“Do you have nightmares?” When schoolchildren ask Siegfried Halbreich this question, he answers that he never does — “because I live with it, day and night.”
The testimony of the 90-year old Los Angeles resident, who survived five years in six concentration camps, is among those of 180 men and women interviewed in the United States, Canada and England and heard in a unique, four-hour oral history, “Voices of the Shoah: Remembrance of the Holocaust.”
The poignant stories of the survivors, from their early childhood to old age, have been collected in a four-volume box set narrated by actor Elliott Gould that will be available in both CD and audio cassette.

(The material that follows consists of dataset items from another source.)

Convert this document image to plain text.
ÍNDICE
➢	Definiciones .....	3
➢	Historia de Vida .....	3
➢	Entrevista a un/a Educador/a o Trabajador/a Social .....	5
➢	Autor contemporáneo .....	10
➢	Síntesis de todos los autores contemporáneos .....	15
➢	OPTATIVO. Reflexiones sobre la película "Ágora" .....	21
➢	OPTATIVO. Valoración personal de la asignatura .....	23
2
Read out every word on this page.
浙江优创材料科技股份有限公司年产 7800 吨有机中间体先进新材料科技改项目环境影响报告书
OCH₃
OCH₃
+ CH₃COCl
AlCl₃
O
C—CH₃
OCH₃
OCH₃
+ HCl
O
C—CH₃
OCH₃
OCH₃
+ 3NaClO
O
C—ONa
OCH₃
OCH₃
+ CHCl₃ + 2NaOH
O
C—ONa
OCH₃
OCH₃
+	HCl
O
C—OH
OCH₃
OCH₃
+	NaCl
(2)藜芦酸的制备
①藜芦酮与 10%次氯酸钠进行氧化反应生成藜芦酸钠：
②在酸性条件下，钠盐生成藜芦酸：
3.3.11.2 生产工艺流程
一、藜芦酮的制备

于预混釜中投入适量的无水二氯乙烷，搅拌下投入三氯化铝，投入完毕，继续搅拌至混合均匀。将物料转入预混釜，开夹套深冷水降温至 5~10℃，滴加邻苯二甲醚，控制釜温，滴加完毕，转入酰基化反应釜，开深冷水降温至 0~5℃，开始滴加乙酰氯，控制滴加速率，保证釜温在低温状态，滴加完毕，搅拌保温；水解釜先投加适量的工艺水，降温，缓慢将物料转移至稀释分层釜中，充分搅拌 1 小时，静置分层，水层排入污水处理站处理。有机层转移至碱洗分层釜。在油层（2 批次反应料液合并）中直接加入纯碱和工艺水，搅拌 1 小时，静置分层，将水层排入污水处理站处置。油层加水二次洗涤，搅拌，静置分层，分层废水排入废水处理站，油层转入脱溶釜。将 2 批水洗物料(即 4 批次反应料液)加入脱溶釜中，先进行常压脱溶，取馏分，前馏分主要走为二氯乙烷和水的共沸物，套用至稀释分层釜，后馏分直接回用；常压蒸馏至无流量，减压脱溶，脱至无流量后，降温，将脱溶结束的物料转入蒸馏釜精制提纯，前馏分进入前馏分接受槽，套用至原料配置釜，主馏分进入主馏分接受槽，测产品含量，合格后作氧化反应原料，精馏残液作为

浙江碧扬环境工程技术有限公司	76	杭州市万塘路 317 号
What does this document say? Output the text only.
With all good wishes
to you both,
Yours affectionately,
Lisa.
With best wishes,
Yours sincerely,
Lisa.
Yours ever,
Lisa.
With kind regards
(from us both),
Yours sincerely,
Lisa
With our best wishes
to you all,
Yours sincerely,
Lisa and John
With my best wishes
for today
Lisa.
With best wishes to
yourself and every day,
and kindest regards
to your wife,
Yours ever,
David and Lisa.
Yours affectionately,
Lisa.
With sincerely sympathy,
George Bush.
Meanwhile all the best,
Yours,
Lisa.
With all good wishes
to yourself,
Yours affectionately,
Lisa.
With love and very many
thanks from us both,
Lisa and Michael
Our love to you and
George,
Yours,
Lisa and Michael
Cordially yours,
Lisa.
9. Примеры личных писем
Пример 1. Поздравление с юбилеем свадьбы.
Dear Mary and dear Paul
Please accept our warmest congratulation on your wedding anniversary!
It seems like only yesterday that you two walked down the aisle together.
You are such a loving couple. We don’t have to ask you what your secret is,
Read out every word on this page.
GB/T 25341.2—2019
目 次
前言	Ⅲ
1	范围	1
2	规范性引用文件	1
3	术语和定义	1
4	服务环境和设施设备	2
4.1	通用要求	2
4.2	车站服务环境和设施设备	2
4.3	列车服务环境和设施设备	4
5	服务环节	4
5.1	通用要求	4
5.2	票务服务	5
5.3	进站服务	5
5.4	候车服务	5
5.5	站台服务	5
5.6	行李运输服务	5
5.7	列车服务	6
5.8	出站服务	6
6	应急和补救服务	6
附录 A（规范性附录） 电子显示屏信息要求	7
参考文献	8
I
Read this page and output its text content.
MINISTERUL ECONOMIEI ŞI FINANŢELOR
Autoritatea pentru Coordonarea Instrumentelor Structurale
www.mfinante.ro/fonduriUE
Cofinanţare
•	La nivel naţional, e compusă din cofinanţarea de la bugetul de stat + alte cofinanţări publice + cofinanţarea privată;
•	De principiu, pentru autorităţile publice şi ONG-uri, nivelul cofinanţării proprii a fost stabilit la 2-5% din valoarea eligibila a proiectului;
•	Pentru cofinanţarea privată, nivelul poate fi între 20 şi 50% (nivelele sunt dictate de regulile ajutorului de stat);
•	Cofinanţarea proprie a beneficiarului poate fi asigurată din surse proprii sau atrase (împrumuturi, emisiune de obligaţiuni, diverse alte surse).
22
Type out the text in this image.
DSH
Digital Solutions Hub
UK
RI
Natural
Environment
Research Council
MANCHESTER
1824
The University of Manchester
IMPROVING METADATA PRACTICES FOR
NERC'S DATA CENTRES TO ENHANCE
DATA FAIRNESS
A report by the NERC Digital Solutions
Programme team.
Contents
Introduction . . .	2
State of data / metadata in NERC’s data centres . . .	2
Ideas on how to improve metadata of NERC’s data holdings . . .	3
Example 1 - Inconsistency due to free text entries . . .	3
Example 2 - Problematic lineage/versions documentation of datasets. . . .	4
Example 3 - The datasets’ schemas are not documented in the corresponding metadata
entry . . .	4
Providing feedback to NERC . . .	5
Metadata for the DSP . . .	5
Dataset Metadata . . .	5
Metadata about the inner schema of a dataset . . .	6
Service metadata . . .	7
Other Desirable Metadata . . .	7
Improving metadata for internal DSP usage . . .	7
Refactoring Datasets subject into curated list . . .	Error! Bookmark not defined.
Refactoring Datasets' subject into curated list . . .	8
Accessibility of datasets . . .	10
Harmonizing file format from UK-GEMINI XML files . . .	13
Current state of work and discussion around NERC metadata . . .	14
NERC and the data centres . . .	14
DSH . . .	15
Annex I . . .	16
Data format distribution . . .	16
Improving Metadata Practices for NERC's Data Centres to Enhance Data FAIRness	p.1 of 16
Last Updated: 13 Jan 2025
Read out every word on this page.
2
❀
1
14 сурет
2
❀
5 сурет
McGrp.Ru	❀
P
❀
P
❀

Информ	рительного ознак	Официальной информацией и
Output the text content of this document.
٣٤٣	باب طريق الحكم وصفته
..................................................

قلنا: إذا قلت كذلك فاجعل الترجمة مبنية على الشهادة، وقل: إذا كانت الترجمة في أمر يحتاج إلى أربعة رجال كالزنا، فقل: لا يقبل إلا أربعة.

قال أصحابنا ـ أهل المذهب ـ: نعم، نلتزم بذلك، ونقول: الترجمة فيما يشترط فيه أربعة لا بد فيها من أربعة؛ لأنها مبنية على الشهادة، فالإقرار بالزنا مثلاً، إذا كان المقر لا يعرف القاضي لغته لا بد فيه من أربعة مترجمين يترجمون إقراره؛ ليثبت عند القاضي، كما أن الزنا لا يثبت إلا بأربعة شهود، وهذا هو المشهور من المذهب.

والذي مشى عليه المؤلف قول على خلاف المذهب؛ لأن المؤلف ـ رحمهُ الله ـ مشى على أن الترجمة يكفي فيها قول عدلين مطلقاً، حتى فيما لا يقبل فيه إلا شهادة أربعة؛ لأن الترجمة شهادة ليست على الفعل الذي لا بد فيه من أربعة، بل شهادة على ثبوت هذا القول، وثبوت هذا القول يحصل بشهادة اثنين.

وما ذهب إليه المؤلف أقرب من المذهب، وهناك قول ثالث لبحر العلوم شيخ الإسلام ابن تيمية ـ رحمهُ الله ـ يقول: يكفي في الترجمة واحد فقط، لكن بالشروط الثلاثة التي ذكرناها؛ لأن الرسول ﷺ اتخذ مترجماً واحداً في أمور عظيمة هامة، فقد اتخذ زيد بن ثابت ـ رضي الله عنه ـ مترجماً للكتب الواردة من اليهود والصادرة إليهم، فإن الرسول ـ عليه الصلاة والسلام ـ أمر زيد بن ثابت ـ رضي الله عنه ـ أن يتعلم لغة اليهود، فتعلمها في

Rhino Records, which describes the set as the first-ever audio documentary of the Holocaust, is scheduled to release them March 14. All proceeds are to be donated to the Jewish Federation of Greater Los Angeles, which participated in the project.
The audio collection, the culmination of a five-year project, is complemented by a 100-page hardbound book, with complete transcripts of the spoken testimonies, historic photos, explanatory essays, a timeline of events, maps, charts and a glossary.
In addition, there are suggested questions and activities for parents and teachers and a list of additional teaching resources and Web sites.
The Rhino production has no connection to Steven Spielberg’s widely publicized Shoah Foundation, which has videotaped the stories of some 50,000 survivors.
Volume I features survivors’ remembrances of life in Europe before World War II, the rise in anti-Semitism as Hitler gained power and the Jewish experience in ghettos and concentration camps. Volume 2 includes survivors’ memories of liberation, life after the war, adjustment to freedom, and emigration to Israel or the West.
Volume III deals with Jewish American and Japanese American soldiers who witnessed the horrors of the concentration camps and a rabbi who went to Europe to help survivors. Volume IV includes the personal account of a woman who survived in a small Polish village by hiding her Jewish identity, and the attitudes of a second-generation survivor in dealing with the legacy of the Holocaust.
The complete box set will be available at record stores and other retail outlets at a suggested retail list price of $69.98/CD and $54.98/cassette, or directly at www.rhino.com.